Question

Suppose you design an apparatus in which a uniformly charged disk of radius $R$ is to produce an electric field. The field magnitude is most important along the central perpendicular axis of the disk, at a point $P$ at distance $2.00R$ from the disk. Cost analysis suggests that you switch to a ring of the same outer radius $R$ but with inner radius $\dfrac{R}{{2.00}}$. Assume that the ring will have the same surface charge density as the original disk. If you switch to the ring, by what percentage will you decrease the electric field magnitude at $P$ ?

Answer 1

Let the electric field produced by the disc in figure (a) be ${E_a}$ and the electric field produced by the disc in figure (b) be ${E_b}$ . Find ${E_a}$. We can see that the disc given in (a) is similar to (b) but there is an inner ring which will also produce an electric field . so ${E_b}$ will be equal to ${E_a}$ minus the electric field produced by the inner ring. Finally to find the decrease in the electric field, find the difference between ${E_a}$ and ${E_b}$ then divide it by the original electric field ${E_a}$.

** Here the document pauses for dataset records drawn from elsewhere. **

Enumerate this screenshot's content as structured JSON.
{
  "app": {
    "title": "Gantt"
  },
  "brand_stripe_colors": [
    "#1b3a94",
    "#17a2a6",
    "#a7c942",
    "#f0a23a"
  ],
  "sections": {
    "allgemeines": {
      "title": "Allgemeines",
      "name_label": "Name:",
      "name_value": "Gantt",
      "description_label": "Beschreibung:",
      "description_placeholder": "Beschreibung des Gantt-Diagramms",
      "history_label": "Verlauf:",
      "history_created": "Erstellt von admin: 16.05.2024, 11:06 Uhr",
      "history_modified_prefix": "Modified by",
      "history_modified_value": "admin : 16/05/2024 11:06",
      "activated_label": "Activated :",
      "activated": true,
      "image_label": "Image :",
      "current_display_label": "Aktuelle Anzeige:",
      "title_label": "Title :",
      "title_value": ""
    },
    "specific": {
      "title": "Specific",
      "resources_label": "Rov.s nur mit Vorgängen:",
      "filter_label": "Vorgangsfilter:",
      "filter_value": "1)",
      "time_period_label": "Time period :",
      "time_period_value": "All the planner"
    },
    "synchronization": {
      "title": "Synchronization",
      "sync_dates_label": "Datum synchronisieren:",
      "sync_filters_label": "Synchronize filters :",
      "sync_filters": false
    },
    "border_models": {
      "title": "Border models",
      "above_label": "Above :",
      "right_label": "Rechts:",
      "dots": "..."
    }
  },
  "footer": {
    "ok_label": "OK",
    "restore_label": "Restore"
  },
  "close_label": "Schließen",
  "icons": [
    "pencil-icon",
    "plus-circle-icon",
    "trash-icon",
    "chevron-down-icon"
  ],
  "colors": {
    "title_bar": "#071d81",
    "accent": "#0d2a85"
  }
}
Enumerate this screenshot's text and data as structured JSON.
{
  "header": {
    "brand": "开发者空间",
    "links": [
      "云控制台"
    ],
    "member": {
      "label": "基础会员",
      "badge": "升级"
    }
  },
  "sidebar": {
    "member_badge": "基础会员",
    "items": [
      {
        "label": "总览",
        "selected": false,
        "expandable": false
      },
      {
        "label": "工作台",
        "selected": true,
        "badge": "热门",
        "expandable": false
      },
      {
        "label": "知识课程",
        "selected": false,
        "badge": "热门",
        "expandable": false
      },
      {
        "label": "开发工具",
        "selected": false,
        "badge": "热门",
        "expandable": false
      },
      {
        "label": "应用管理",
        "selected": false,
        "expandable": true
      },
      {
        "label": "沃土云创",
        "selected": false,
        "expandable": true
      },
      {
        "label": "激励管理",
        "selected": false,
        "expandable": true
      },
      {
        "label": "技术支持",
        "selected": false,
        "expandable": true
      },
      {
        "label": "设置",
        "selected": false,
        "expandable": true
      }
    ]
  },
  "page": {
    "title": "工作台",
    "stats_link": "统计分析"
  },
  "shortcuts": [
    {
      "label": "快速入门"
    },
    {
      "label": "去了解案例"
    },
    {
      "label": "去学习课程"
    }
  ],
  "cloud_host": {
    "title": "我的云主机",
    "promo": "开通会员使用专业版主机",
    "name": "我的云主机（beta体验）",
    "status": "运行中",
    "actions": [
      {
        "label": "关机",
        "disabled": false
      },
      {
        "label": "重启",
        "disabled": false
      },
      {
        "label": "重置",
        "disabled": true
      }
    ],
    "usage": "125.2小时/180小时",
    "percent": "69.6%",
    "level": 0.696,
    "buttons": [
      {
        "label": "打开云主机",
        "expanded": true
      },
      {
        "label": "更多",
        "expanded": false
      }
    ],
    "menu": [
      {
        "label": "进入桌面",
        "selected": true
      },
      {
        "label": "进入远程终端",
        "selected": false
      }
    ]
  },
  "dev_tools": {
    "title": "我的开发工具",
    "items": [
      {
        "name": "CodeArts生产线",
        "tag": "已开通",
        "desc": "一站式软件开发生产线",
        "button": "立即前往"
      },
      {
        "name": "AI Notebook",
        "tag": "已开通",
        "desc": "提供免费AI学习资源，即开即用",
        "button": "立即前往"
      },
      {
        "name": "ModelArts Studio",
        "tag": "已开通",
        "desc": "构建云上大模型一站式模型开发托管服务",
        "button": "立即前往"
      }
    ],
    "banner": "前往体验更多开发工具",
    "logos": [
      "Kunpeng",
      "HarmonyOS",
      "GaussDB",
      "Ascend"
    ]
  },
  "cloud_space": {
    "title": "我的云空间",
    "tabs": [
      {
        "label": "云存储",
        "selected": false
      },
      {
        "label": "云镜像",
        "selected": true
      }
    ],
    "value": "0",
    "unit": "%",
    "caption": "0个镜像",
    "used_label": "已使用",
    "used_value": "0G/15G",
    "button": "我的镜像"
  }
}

Complete step by step answer:
we know the electric field due to a charged electric field is equal to,
$E = \dfrac{\sigma }{{2{\varepsilon _0}}}\left( {1 - \dfrac{z}{{\sqrt {{z^2} + {R^2}} }}} \right)$
Here, $\sigma$ is the surface charge density, ${\varepsilon _0} = 8.85 \times {10^{ - 12}}\,C^2/Nm^2$ is the permittivity of free space, $R$ is the radius of the disc and $z$ is the distance from the centre of the disc to the point $P$.

Let electric field at point $P$ in the given figure (a) be
${E_a} = \dfrac{\sigma }{{2{\varepsilon _0}}}\left( {1 - \dfrac{z}{{\sqrt {{z^2} + R{}^2} }}} \right)$
$\Rightarrow {E_a} = \dfrac{\sigma }{{2{\varepsilon _0}}}\left( {1 - \dfrac{{2R}}{{\sqrt {{{\left( {2R} \right)}^2} + {R^2}} }}} \right)$
$\Rightarrow {E_a} = \dfrac{\sigma }{{2{\varepsilon _0}}}\left( {1 - \dfrac{{2R}}{{\sqrt {5{R^2}} }}} \right)$
$\Rightarrow {E_a} = \dfrac{\sigma }{{2{\varepsilon _0}}}\left( {1 - \dfrac{2}{{\sqrt 5 }}} \right)$
Now disc in figure (a) is equal to disc in figure (b) but there is an inner ring with radius $\dfrac{R}{2}$ in figure (b) which will also produce some electric field, so we have to subtract that.

Therefore electric field at point $P$ in the given figure (b) be
${E_b} = {E_a} - \dfrac{\sigma }{{2{\varepsilon _0}}}\left( {1 - \dfrac{{2R}}{{\sqrt {{{\left( {2R} \right)}^2} + {{\left( {\dfrac{R}{2}} \right)}^2}} }}} \right)$
$\Rightarrow {E_b} = {E_a} - \dfrac{\sigma }{{2{\varepsilon _0}}}\left( {1 - \dfrac{{2R}}{{\sqrt {\dfrac{{17}}{4}{R^2}} }}} \right)$
$\Rightarrow {E_b} = {E_a} - \dfrac{\sigma }{{2{\varepsilon _0}}}\left( {1 - \dfrac{2}{{\sqrt {\dfrac{{17}}{4}} }}} \right)$
Now the decrease in the electric field at point $P$ will be
$E' = \dfrac{{{E_a} - {E_b}}}{{{E_a}}}$
$\Rightarrow E' = \dfrac{{{E_a} - {E_a} + \dfrac{\sigma }{{2{\varepsilon _0}}}\left( {1 - \dfrac{2}{{\sqrt {\dfrac{{17}}{4}} }}} \right)}}{{\dfrac{\sigma }{{2{\varepsilon _0}}}\left( {1 - \dfrac{2}{{\sqrt 5 }}} \right)}}$
Solving this we will get
$\therefore E' = 0.283$

Hence, the percentage you will decrease the electric field magnitude at $P$ is $28.3\%$.

Note: Charge density is the quantity of electric charge per unit length, surface area, or volume in electromagnetism that is the amount of electric charge deposited in a certain field. Based on the dimensions provided, it determines the quantity of electric charge.